How Saskatoon residents are using personal Climate Goals to drive positive change

How these Saskatoon residents are using personal climate goals to drive positive change

From drought to destructive flooding across the country, 2021 awakened some people to the fact that climate change is real and a problem to deal with now. 

If you feel overwhelmed and need some ideas, this is the place for you. CBC Saskatoon Morning is profiling people taking climate action — both big and small— in the Actions to Inspire series.

All of them hope their changes will inspire others to do the same. 

These are just a few of the actions that they are taking: a man renovating his house to save energy, a student trying to electrify a truck his grandfather gave him, and a woman who is trying to get his house more energy-efficient.

Climate goal: Electrify a Truck

Myles Wright shows his progress in converting his grandfather’s Dodge half ton from 1980s Dodge to an electric motor. (Submitted Glenn Wright

Old trucks are notorious for being gas-guzzlers. Myles Wright, an undergraduate in electrical engineering at the University of Saskatchewan, claims he can save thousands of dollars by electrifying a 1980s Dodge half-ton he received from his grandfather. 

The truck had many engine problems. Wright saw an opportunity to align two of his climate goals: to own an electric vehicle and not to have to buy it new.

He stated that “The best thing about this project is it’s not as wasteful than buying a new vehicle because it’s about recycling and actually trying to make the environment better by reusing what’s already there and changing only the powertrain.” Saskatoon Morning’s Leisha Grebinski.

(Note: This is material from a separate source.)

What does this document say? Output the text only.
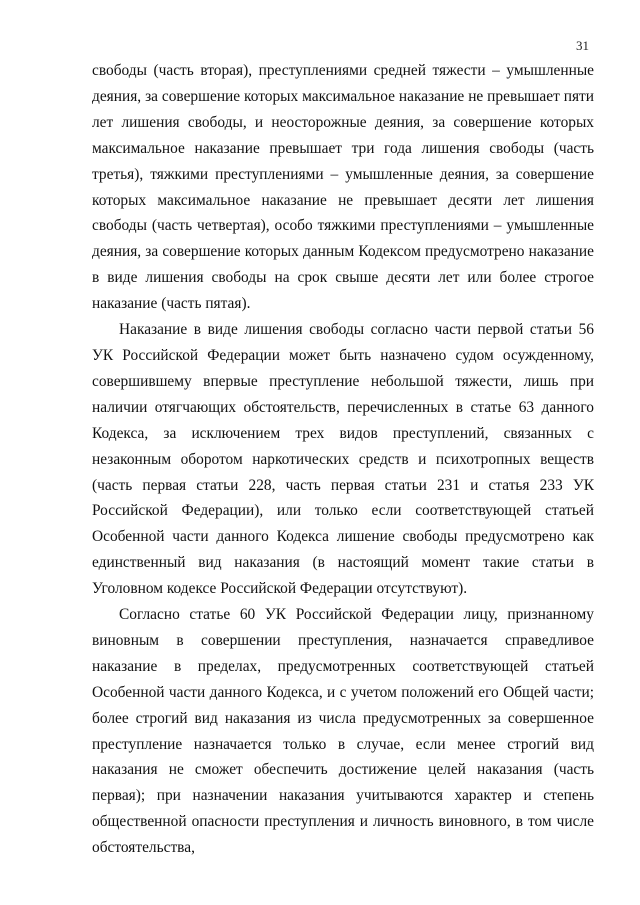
31

свободы (часть вторая), преступлениями средней тяжести – умышленные деяния, за совершение которых максимальное наказание не превышает пяти лет лишения свободы, и неосторожные деяния, за совершение которых максимальное наказание превышает три года лишения свободы (часть третья), тяжкими преступлениями – умышленные деяния, за совершение которых максимальное наказание не превышает десяти лет лишения свободы (часть четвертая), особо тяжкими преступлениями – умышленные деяния, за совершение которых данным Кодексом предусмотрено наказание в виде лишения свободы на срок свыше десяти лет или более строгое наказание (часть пятая).

Наказание в виде лишения свободы согласно части первой статьи 56 УК Российской Федерации может быть назначено судом осужденному, совершившему впервые преступление небольшой тяжести, лишь при наличии отягчающих обстоятельств, перечисленных в статье 63 данного Кодекса, за исключением трех видов преступлений, связанных с незаконным оборотом наркотических средств и психотропных веществ (часть первая статьи 228, часть первая статьи 231 и статья 233 УК Российской Федерации), или только если соответствующей статьей Особенной части данного Кодекса лишение свободы предусмотрено как единственный вид наказания (в настоящий момент такие статьи в Уголовном кодексе Российской Федерации отсутствуют).

Согласно статье 60 УК Российской Федерации лицу, признанному виновным в совершении преступления, назначается справедливое наказание в пределах, предусмотренных соответствующей статьей Особенной части данного Кодекса, и с учетом положений его Общей части; более строгий вид наказания из числа предусмотренных за совершенное преступление назначается только в случае, если менее строгий вид наказания не сможет обеспечить достижение целей наказания (часть первая); при назначении наказания учитываются характер и степень общественной опасности преступления и личность виновного, в том числе обстоятельства,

LISTEN | Host Leisha Grebinski speaks with Miles Wright on Saskatoon Morning 

6:55A gas-guzzling Dodge Dodge half-ton 1980s from his grandfather is transformed into an electric truck

Old trucks are notorious for being gas guzzlers. An electrical engineering student at U of S claims that electrifying an old half-ton truck from his family will help him save thousands at the pump. But will he be able to save money over the long term? Host Leisha Grebinski asks Myles Wright. 6:55

Wright stated that it is easy to become environmentally friendly after you have done the hard work. In this instance, it will cost approximately 1,400 hours and $18,000 to do the work. He anticipates that he will save $200 per month on gasoline, and will only be allowed to drive the vehicle in summer.

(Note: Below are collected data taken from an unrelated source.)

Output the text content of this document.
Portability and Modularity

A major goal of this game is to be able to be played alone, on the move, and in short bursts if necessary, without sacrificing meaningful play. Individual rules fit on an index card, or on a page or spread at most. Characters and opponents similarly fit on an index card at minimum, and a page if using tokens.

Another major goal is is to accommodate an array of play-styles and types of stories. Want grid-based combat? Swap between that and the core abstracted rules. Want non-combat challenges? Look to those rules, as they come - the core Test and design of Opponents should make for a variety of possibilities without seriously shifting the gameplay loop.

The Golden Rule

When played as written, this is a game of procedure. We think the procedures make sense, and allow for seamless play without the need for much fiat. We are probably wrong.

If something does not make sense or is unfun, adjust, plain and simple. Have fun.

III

Wright said a lot of people think electric cars are like unicorns — magical things that don’t really work. Wright hopes to see his truck in action and convince people that electric cars are a good investment.

Climate goal: Retrofit a House

Jim Clifford stated that retrofitting his home shows how Saskatoon residents want to reduce their carbon footprint. This can have a snowball effect. (Submitted By Jim Clifford.

Jim Clifford doesn’t believe building to code is enough. He is not impressed by the environmental standards in place when his house was built in 2013.

Clifford is ready for a retrofit after years of taking steps like installing solar panels on the house and buying an affordable used electric car.

His family is adding insulation to the attic and improving the seal around the hatch.

The financial investment for this project is low at about $10,000

Clifford stated that he is aware that such actions are unlikely to make a significant impact on global greenhouse gas emissions. 

He stated, “You’re never going to change the course history.” “Individual actions get us really nowhere, but individual actions where we talk about it and build community around changing our behaviour … if we share this with other members of the community we start to build that snowball effect.”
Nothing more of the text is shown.